Second, countries need to be cautious about liberalizing their economies and careful about the timing and speed of such liberalization. Recent experience, such as Indonesia's, shows starkly that a comprehensive and rigorous supervisory regime must be in place before financial deregulation. The responsible policy for the IMF at present would be to advise governments about appropriate financial regulation, instead of simply urging them toward liberalization.

In relation to trade, too, caution should be exercised. There is much hypocrisy in this area, with the major industrial powers urging free trade on everyone else while they persistently retain restrictions and even increase subsidies that are in the interests of particular industries or companies in their own countries. Countries must evaluate their own interests rigorously. Both theory and historical experience show that infant industries--broadly defined--need opportunity and time to become established and to grow.

Third, countries can act together to reduce threats of international volatility, instability, inefficiency and inequity. For example, all countries benefit if they make employment growth a higher priority, for employment growth is mutually reinforcing.

The standards and infrastructure of international exchange will have to be established by countries acting together. The norms and structures of trade and finance, communication and travel and some aspects of public health, social policy and crime prevention must be universal if they are to be effective. Global norms and standards will have to be extended and strengthened and the range of global public goods increased.

The Social Summit's commitments and parts of its Program of Action are examples of international standard setting. Others are the UN conventions on human rights, women, and the rights of the child, and the labor standards in International Labor Organization conventions. The ILO recently agreed on a declaration on workers' fundamental rights as one means of setting a floor below which no country can reduce its social framework. This is one essential approach to stopping "a race to the bottom" which some critics of globalization fear.
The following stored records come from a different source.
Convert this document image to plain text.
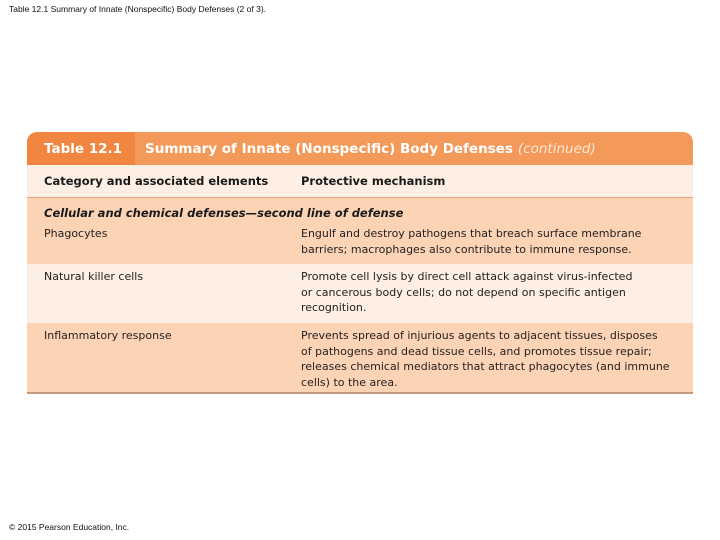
Table 12.1 Summary of Innate (Nonspecific) Body Defenses (2 of 3).
Table 12.1	Summary of Innate (Nonspecific) Body Defenses (continued)
Category and associated elements	Protective mechanism
Cellular and chemical defenses—second line of defense
Phagocytes	Engulf and destroy pathogens that breach surface membrane
barriers; macrophages also contribute to immune response.
Natural killer cells	Promote cell lysis by direct cell attack against virus-infected
or cancerous body cells; do not depend on specific antigen
recognition.
Inflammatory response	Prevents spread of injurious agents to adjacent tissues, disposes
of pathogens and dead tissue cells, and promotes tissue repair;
releases chemical mediators that attract phagocytes (and immune
cells) to the area.
© 2015 Pearson Education, Inc.
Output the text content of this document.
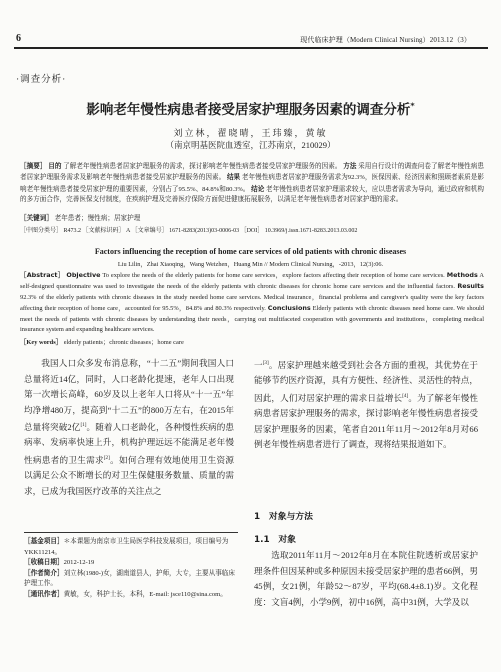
6	现代临床护理（Modern Clinical Nursing）2013.12（3）
·调查分析·
影响老年慢性病患者接受居家护理服务因素的调查分析*
刘立林，翟晓晴，王玮臻，黄敏
（南京明基医院血透室，江苏南京，210029）
［摘要］ 目的 了解老年慢性病患者居家护理服务的需求，探讨影响老年慢性病患者接受居家护理服务的因素。 方法 采用自行设计的调查问卷了解老年慢性病患者居家护理服务需求及影响老年慢性病患者接受居家护理服务的因素。 结果 老年慢性病患者居家护理服务需求为92.3%，医保因素、经济因素和照顾者素质是影响老年慢性病患者接受居家护理的重要因素，分别占了95.5%、84.8%和80.3%。 结论 老年慢性病患者居家护理需求较大，应以患者需求为导向，通过政府和机构的多方面合作，完善医保支付制度，在疾病护理及完善医疗保险方面促进健康拓展服务，以满足老年慢性病患者对居家护理的需求。
［关键词］ 老年患者；慢性病；居家护理
［中图分类号］ R473.2 ［文献标识码］ A ［文章编号］ 1671-8283(2013)03-0006-03 ［DOI］ 10.3969/j.issn.1671-8283.2013.03.002
Factors influencing the reception of home care services of old patients with chronic diseases
Liu Lilin，Zhai Xiaoqing，Wang Weizhen，Huang Min // Modern Clinical Nursing，-2013，12(3):06.
［Abstract］ Objective To explore the needs of the elderly patients for home care services，explore factors affecting their reception of home care services. Methods A self-designed questionnaire was used to investigate the needs of the elderly patients with chronic diseases for chronic home care services and the influential factors. Results 92.3% of the elderly patients with chronic diseases in the study needed home care services. Medical insurance，financial problems and caregiver's quality were the key factors affecting their reception of home care，accounted for 95.5%，84.8% and 80.3% respectively. Conclusions Elderly patients with chronic diseases need home care. We should meet the needs of patients with chronic diseases by understanding their needs，carrying out multifaceted cooperation with governments and institutions，completing medical insurance system and expanding healthcare services.
［Key words］ elderly patients；chronic diseases；home care
我国人口众多发布消息称，“十二五”期间我国人口总量将近14亿，同时，人口老龄化提速，老年人口出现第一次增长高峰，60岁及以上老年人口将从“十一五”年均净增480万，提高到“十二五”的800万左右，在2015年总量将突破2亿[1]。随着人口老龄化，各种慢性疾病的患病率、发病率快速上升，机构护理远远不能满足老年慢性病患者的卫生需求[2]。如何合理有效地使用卫生资源以满足公众不断增长的对卫生保健服务数量、质量的需求，已成为我国医疗改革的关注点之
［基金项目］＊本课题为南京市卫生局医学科技发展项目，项目编号为YKK11214。
［收稿日期］2012-12-19
［作者简介］刘立林(1980-)女，湖南道县人，护师，大专，主要从事临床护理工作。
［通讯作者］黄敏，女，科护士长，本科，E-mail: jsce110@sina.com。
一[3]。居家护理越来越受到社会各方面的重视，其优势在于能够节约医疗资源，具有方便性、经济性、灵活性的特点，因此，人们对居家护理的需求日益增长[4]。为了解老年慢性病患者居家护理服务的需求，探讨影响老年慢性病患者接受居家护理服务的因素，笔者自2011年11月～2012年8月对66例老年慢性病患者进行了调查，现将结果报道如下。
1　对象与方法
1.1　对象
选取2011年11月～2012年8月在本院住院透析或居家护理条件但因某种或多种原因未接受居家护理的患者66例，男45例，女21例，年龄52～87岁，平均(68.4±8.1)岁。文化程度：文盲4例，小学9例，初中16例，高中31例，大学及以
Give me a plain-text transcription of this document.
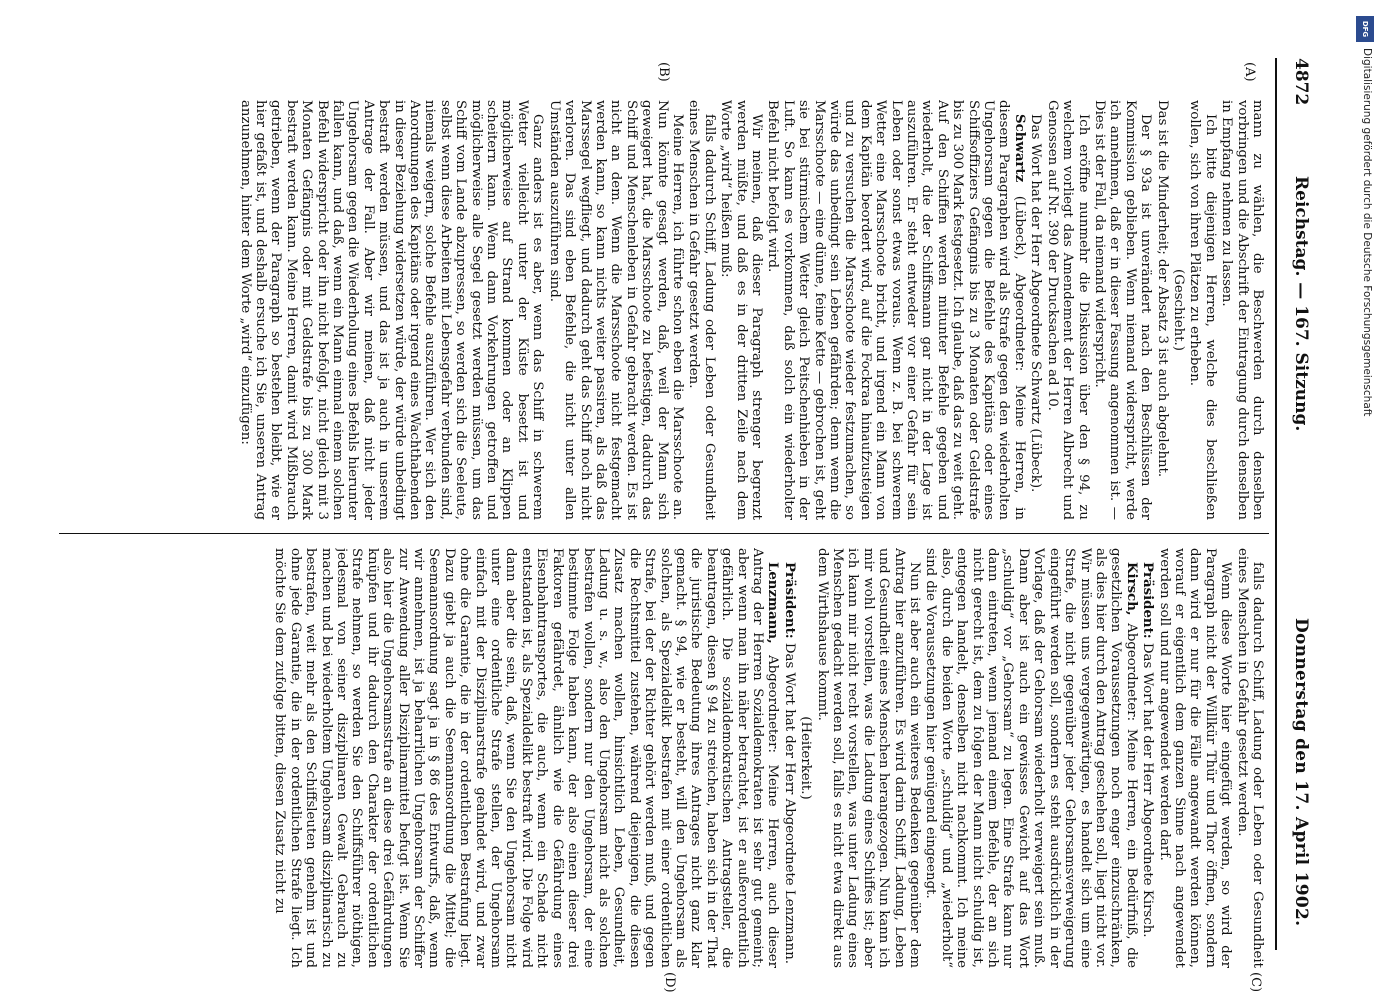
4872
Reichstag. — 167. Sitzung.
Donnerstag den 17. April 1902.
(A)
(B)
(C)
(D)

mann zu wählen, die Beschwerden durch denselben vorbringen und die Abschrift der Eintragung durch denselben in Empfang nehmen zu lassen.

Ich bitte diejenigen Herren, welche dies beschließen wollen, sich von ihren Plätzen zu erheben.

(Geschieht.)

Das ist die Minderheit; der Absatz 3 ist auch abgelehnt.

Der § 93a ist unverändert nach den Beschlüssen der Kommission geblieben. Wenn niemand widerspricht, werde ich annehmen, daß er in dieser Fassung angenommen ist. — Dies ist der Fall, da niemand widerspricht.

Ich eröffne nunmehr die Diskussion über den § 94, zu welchem vorliegt das Amendement der Herren Albrecht und Genossen auf Nr. 390 der Drucksachen ad 10.

Das Wort hat der Herr Abgeordnete Schwartz (Lübeck).

Schwartz (Lübeck), Abgeordneter: Meine Herren, in diesem Paragraphen wird als Strafe gegen den wiederholten Ungehorsam gegen die Befehle des Kapitäns oder eines Schiffsoffiziers Gefängnis bis zu 3 Monaten oder Geldstrafe bis zu 300 Mark festgesetzt. Ich glaube, daß das zu weit geht. Auf den Schiffen werden mitunter Befehle gegeben und wiederholt, die der Schiffsmann gar nicht in der Lage ist auszuführen. Er steht entweder vor einer Gefahr für sein Leben oder sonst etwas voraus. Wenn z. B. bei schwerem Wetter eine Marsschoote bricht, und irgend ein Mann von dem Kapitän beordert wird, auf die Fockraa hinaufzusteigen und zu versuchen die Marsschoote wieder festzumachen, so würde das unbedingt sein Leben gefährden; denn wenn die Marsschoote — eine dünne, feine Kette — gebrochen ist, geht sie bei stürmischem Wetter gleich Peitschenhieben in der Luft. So kann es vorkommen, daß solch ein wiederholter Befehl nicht befolgt wird.

Wir meinen, daß dieser Paragraph strenger begrenzt werden müßte, und daß es in der dritten Zeile nach dem Worte „wird“ heißen muß:

falls dadurch Schiff, Ladung oder Leben oder Gesundheit eines Menschen in Gefahr gesetzt werden.

Meine Herren, ich führte schon eben die Marsschoote an. Nun könnte gesagt werden, daß, weil der Mann sich geweigert hat, die Marsschoote zu befestigen, dadurch das Schiff und Menschenleben in Gefahr gebracht werden. Es ist nicht an dem. Wenn die Marsschoote nicht festgemacht werden kann, so kann nichts weiter passiren, als daß das Marssegel wegfliegt, und dadurch geht das Schiff noch nicht verloren. Das sind eben Befehle, die nicht unter allen Umständen auszuführen sind.

Ganz anders ist es aber, wenn das Schiff in schwerem Wetter vielleicht unter der Küste besetzt ist und möglicherweise auf Strand kommen oder an Klippen scheitern kann. Wenn dann Vorkehrungen getroffen und möglicherweise alle Segel gesetzt werden müssen, um das Schiff vom Lande abzupressen, so werden sich die Seeleute, selbst wenn diese Arbeiten mit Lebensgefahr verbunden sind, niemals weigern, solche Befehle auszuführen. Wer sich den Anordnungen des Kapitäns oder irgend eines Wachthabenden in dieser Beziehung widersetzen würde, der würde unbedingt bestraft werden müssen, und das ist ja auch in unserem Antrage der Fall. Aber wir meinen, daß nicht jeder Ungehorsam gegen die Wiederholung eines Befehls hierunter fallen kann, und daß, wenn ein Mann einmal einem solchen Befehl widerspricht oder ihn nicht befolgt, nicht gleich mit 3 Monaten Gefängnis oder mit Geldstrafe bis zu 300 Mark bestraft werden kann. Meine Herren, damit wird Mißbrauch getrieben, wenn der Paragraph so bestehen bleibt, wie er hier gefaßt ist, und deshalb ersuche ich Sie, unseren Antrag anzunehmen, hinter dem Worte „wird“ einzufügen:

falls dadurch Schiff, Ladung oder Leben oder Gesundheit eines Menschen in Gefahr gesetzt werden.

Wenn diese Worte hier eingefügt werden, so wird der Paragraph nicht der Willkür Thür und Thor öffnen, sondern dann wird er nur für die Fälle angewandt werden können, worauf er eigentlich dem ganzen Sinne nach angewendet werden soll und nur angewendet werden darf.

Präsident: Das Wort hat der Herr Abgeordnete Kirsch.

Kirsch, Abgeordneter: Meine Herren, ein Bedürfniß, die gesetzlichen Voraussetzungen noch enger einzuschränken, als dies hier durch den Antrag geschehen soll, liegt nicht vor. Wir müssen uns vergegenwärtigen, es handelt sich um eine Strafe, die nicht gegenüber jeder Gehorsamsverweigerung eingeführt werden soll, sondern es steht ausdrücklich in der Vorlage, daß der Gehorsam wiederholt verweigert sein muß. Dann aber ist auch ein gewisses Gewicht auf das Wort „schuldig“ vor „Gehorsam“ zu legen. Eine Strafe kann nur dann eintreten, wenn jemand einem Befehle, der an sich nicht gerecht ist, dem zu folgen der Mann nicht schuldig ist, entgegen handelt, denselben nicht nachkommt. Ich meine also, durch die beiden Worte „schuldig“ und „wiederholt“ sind die Voraussetzungen hier genügend eingeengt.

Nun ist aber auch ein weiteres Bedenken gegenüber dem Antrag hier anzuführen. Es wird darin Schiff, Ladung, Leben und Gesundheit eines Menschen herangezogen. Nun kann ich mir wohl vorstellen, was die Ladung eines Schiffes ist; aber ich kann mir nicht recht vorstellen, was unter Ladung eines Menschen gedacht werden soll, falls es nicht etwa direkt aus dem Wirthshause kommt.

(Heiterkeit.)

Präsident: Das Wort hat der Herr Abgeordnete Lenzmann.

Lenzmann, Abgeordneter: Meine Herren, auch dieser Antrag der Herren Sozialdemokraten ist sehr gut gemeint; aber wenn man ihn näher betrachtet, ist er außerordentlich gefährlich. Die sozialdemokratischen Antragsteller, die beantragen, diesen § 94 zu streichen, haben sich in der That die juristische Bedeutung ihres Antrages nicht ganz klar gemacht. § 94, wie er besteht, will den Ungehorsam als solchen, als Spezialdelikt bestrafen mit einer ordentlichen Strafe, bei der der Richter gehört werden muß, und gegen die Rechtsmittel zustehen, während diejenigen, die diesen Zusatz machen wollen, hinsichtlich Leben, Gesundheit, Ladung u. s. w., also den Ungehorsam nicht als solchen bestrafen wollen, sondern nur den Ungehorsam, der eine bestimmte Folge haben kann, der also einen dieser drei Faktoren gefährdet, ähnlich wie die Gefährdung eines Eisenbahntransportes, die auch, wenn ein Schade nicht entstanden ist, als Spezialdelikt bestraft wird. Die Folge wird dann aber die sein, daß, wenn Sie den Ungehorsam nicht unter eine ordentliche Strafe stellen, der Ungehorsam einfach mit der Disziplinarstrafe geahndet wird, und zwar ohne die Garantie, die in der ordentlichen Bestrafung liegt. Dazu giebt ja auch die Seemannsordnung die Mittel; die Seemannsordnung sagt ja in § 86 des Entwurfs, daß, wenn wir annehmen, ist ja beharrlichen Ungehorsam der Schiffer zur Anwendung aller Disziplinarmittel befugt ist. Wenn Sie also hier die Ungehorsamsstrafe an diese drei Gefährdungen knüpfen und ihr dadurch den Charakter der ordentlichen Strafe nehmen, so werden Sie den Schiffsführer nöthigen, jedesmal von seiner disziplinaren Gewalt Gebrauch zu machen und bei wiederholtem Ungehorsam disziplinarisch zu bestrafen, weit mehr als den Schiffsleuten genehm ist und ohne jede Garantie, die in der ordentlichen Strafe liegt. Ich möchte Sie dem zufolge bitten, diesen Zusatz nicht zu

DFG
Digitalisierung gefördert durch die Deutsche Forschungsgemeinschaft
Many people around the globe share a sense of political powerlessness. Yet people can be empowered by a reasonable sense of hope. In countries around the world, groups and individuals, as well as legislators, have begun working to address distortions in economic strategy. The world is wealthier than ever before. The technical capacity to resolve problems is greater than ever before. This is a time of extraordinary opportunity. We are fortunate to live in democracies where opinions about priorities can be freely expressed. Everyone can be influential in movement toward a more secure, just, harmonious and inclusive global society.